Finding the light, in these unprecedented times
Last week, Muslims around the world celebrated Eid to mark the end of the fasting month of Ramadan. While the usual customs of prayers in the mosque and family feasts were absent this year, one essential custom remained – giving to charity or those less fortunate.
In this spirit of giving, Ding has also looked for ways to help those currently suffering during this global pandemic through our Access for Good initiative which aims to change billions of lives around the world. Under the initiative Ding donates one cent from every online top-up completed allowing us to give back to our customers communities.
This quarter we wanted to shine a light one two very worthy initiatives, which are tackling the ongoing fallout of the global pandemic – Careem Captains in the Middle East, and Kako’s Kids in Haiti.
Careem – supporting their Captains
Careem, the Middle East’s hugely successful ride-hailing company, like businesses all over the world has undoubtedly been impacted by the pandemic and the resulting lockdowns. Careem’s frontline workers, the drivers, who are known as ‘Captains’ have suffered the most. Captains are the heart of Careem, and the company values their service to customers and communities very highly – particularly in these unprecedented times. Early on in this crisis, Careem decided to act and show their Captains just how important they are to them.
“Even after lockdowns, things are not back to normal. People are not taking rides and earnings for our captains have taken a huge dip, so very quickly we wanted to see what we could do for our captains,” says Phani Jawahar Gutta, senior partnerships manager at Careem.
The company set up the Careem Captains fund, which has so far garnered more than Dh100,000 from customers and partners alike. The funding will be deployed to captains from June onwards to pay for their basic necessities including daily meals and care packages.
“If your earnings are reduced significantly, how will you survive and meet your monthly expenses? We are supporting them to cover the most basic expenses,” says Phani.
An overwhelming majority of the captains come from Pakistan and tend to be the main breadwinners for their families back home.
“It’s critical for them to send money back because all of their family is back home and even Dh500 is a lot in Pakistani Rupees,” says Phani.
Commenting on Careem’s initiative Muhannad Hassan, Ding’s General Manager for Asia and the Middle East said: ‘Captains sit at the heart of Careem’s business and supporting them at this time highlights how important they are to the company – it is a great initiative to allow these people to continue to support their families back home.’
He added: “We are seeing many of our partners around the world doing what they can to support their communities at this time and as a company we are keen to help where we can.”
Kako – putting Kids first
Like Careem, Kako’s Kids is trying to help their community where they can through this pandemic.
Founded in 2009 in Haiti, comedian Jacques Bourjolly, Jr., who is also as known as Kako, established a foundation to help children build a better future through sports and educational activities.
“The priority is education, and I use sports as a way to keep the kids’ attention and promote among them an awareness of the benefits of a good education,” says Kako.
To date, he has renovated and established eight sporting facilities with the goal of establishing 23 in total.
“It’s a good way of catching the kids early in order to help to steer them to become good citizens.

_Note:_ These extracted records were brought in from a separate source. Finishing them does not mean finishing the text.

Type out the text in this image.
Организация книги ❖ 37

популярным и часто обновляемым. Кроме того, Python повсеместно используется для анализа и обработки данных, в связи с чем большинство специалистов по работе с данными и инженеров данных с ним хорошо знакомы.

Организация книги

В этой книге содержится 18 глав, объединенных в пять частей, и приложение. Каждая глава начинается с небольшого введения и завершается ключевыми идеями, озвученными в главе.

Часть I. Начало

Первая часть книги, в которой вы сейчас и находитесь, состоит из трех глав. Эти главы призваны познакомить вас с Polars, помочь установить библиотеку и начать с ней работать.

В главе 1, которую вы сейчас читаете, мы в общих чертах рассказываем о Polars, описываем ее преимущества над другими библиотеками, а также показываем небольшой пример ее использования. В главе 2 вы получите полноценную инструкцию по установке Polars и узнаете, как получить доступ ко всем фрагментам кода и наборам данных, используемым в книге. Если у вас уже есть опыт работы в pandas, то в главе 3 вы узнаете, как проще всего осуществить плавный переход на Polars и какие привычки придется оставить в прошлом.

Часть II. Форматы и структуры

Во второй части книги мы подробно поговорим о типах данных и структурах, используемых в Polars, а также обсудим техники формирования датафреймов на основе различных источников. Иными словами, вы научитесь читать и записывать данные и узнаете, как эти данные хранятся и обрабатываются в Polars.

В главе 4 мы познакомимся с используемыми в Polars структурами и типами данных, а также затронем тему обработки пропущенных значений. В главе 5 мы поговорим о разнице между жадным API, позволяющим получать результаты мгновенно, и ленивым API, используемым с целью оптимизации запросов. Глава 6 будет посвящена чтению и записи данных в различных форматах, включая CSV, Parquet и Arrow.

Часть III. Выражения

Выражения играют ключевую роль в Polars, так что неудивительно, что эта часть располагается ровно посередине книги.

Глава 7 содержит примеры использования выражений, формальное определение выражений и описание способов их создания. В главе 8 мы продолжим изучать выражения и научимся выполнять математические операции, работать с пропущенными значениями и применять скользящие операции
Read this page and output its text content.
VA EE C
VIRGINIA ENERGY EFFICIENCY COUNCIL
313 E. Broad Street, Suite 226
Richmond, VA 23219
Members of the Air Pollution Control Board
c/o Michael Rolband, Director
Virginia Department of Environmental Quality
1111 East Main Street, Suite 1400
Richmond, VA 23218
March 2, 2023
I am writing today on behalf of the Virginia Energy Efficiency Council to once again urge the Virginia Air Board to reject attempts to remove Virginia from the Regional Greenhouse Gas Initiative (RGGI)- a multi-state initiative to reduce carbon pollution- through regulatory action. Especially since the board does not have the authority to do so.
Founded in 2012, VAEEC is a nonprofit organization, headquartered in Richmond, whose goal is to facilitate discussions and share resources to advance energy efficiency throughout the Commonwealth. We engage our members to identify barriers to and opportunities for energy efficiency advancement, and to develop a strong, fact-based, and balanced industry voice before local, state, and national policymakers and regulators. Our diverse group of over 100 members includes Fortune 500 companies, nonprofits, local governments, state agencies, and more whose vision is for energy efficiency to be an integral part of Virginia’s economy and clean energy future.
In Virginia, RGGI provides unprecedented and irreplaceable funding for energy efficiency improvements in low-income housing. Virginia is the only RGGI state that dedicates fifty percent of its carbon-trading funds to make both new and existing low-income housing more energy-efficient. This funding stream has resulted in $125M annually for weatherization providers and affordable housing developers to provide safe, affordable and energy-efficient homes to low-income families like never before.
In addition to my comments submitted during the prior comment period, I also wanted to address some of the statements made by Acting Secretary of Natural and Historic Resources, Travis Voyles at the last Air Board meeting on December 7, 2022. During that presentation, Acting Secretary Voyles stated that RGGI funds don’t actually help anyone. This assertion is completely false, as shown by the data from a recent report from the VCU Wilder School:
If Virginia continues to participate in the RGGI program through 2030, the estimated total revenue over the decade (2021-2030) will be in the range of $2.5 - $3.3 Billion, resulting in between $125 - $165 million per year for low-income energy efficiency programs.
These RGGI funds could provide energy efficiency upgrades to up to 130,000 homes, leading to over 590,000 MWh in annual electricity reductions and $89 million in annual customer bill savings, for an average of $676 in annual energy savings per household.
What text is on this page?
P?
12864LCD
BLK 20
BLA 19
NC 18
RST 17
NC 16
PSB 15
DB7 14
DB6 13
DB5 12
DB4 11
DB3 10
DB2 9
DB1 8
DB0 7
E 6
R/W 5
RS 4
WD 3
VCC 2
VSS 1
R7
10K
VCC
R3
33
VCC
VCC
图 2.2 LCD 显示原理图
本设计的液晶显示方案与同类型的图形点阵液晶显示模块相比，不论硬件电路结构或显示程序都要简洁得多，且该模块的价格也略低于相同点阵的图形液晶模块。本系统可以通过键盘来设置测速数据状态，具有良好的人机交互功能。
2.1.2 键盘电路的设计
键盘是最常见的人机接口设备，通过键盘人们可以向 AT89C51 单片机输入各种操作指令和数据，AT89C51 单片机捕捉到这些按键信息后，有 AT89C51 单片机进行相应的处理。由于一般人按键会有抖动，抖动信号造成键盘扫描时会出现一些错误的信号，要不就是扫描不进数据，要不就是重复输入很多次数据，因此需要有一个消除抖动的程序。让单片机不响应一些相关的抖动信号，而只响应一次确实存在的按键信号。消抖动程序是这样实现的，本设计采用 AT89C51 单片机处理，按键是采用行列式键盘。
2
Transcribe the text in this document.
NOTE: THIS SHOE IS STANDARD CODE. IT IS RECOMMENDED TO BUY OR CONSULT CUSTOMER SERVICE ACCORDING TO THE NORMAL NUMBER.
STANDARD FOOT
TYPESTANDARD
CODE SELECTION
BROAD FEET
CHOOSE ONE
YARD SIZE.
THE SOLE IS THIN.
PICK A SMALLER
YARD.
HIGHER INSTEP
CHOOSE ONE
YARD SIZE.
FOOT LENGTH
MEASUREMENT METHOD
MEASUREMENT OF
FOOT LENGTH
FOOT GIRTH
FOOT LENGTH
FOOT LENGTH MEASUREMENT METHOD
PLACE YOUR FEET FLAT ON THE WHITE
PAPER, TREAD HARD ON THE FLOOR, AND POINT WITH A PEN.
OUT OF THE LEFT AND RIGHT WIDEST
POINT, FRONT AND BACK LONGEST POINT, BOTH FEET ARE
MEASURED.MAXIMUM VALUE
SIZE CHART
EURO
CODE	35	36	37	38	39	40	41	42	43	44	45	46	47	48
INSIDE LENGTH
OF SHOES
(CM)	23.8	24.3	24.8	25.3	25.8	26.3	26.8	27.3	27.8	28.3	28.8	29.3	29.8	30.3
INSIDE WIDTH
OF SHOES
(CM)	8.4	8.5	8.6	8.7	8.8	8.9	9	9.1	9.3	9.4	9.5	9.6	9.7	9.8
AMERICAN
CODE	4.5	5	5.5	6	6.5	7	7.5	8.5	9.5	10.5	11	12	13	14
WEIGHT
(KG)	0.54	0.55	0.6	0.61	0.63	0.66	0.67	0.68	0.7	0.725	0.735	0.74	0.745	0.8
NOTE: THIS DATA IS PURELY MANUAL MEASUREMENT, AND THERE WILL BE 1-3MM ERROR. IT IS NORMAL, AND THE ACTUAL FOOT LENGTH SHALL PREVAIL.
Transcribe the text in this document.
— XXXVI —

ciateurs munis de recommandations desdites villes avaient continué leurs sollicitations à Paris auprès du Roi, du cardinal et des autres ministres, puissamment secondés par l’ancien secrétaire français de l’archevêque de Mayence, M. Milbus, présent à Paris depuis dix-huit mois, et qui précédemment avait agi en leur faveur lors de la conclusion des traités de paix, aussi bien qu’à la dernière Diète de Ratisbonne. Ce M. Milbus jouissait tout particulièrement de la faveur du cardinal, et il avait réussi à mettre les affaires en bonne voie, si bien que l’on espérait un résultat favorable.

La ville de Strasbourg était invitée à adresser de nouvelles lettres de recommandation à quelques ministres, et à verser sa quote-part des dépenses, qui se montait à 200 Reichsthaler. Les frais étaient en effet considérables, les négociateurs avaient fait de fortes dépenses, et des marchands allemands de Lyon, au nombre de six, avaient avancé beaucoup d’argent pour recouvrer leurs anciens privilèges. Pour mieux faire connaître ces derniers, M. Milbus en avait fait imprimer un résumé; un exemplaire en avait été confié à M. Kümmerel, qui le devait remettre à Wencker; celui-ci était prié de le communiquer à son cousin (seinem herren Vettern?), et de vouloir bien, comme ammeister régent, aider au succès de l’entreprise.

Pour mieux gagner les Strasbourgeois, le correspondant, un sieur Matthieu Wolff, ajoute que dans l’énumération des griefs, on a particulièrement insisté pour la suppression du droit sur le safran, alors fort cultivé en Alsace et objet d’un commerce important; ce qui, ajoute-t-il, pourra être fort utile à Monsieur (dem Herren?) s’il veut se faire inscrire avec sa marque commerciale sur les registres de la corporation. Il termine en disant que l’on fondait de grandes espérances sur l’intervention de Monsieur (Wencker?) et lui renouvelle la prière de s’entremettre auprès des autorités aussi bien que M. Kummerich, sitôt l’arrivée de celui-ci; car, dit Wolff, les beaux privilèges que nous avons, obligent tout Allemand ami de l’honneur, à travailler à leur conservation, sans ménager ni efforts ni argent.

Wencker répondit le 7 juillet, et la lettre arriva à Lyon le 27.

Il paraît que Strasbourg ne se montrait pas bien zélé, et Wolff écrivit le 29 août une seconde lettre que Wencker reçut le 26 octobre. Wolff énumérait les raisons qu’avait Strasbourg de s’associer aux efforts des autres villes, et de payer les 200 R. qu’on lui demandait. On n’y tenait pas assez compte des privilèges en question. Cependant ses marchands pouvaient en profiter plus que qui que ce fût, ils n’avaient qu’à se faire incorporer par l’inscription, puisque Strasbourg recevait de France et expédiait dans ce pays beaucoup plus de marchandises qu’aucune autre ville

We try to get them off the streets and give them a role model to look up to,” he says. “Often they are in close proximity to violence, but once they’re on a fielding playing, they have a coach, they are part of team, and they learn to listen to the other side.”
Since the pandemic however, these activities have been replaced with attempts to educate the children of Haiti on how to stay safe. In a country where access to running, potable water is limited, Kako has created handwashing stations in the neighbourhoods that need it the most.
“With our infrastructure, the way the country is set-up, we’re not ready or equiped for Covid-19,” he says. “We’re trying to get the word out to the kids to be aware of the situation and to take the necessary precautions and actions to keep them safe and well.”
Kako ensures there is enough water in the drums and soap and appoints a leader in the community to take care of the supply and demonstrate how to wash their hands properly. With donations to the foundation from companies, Kako’s Kids hopes to begin distributing masks to the most vulnerable, particularly mothers.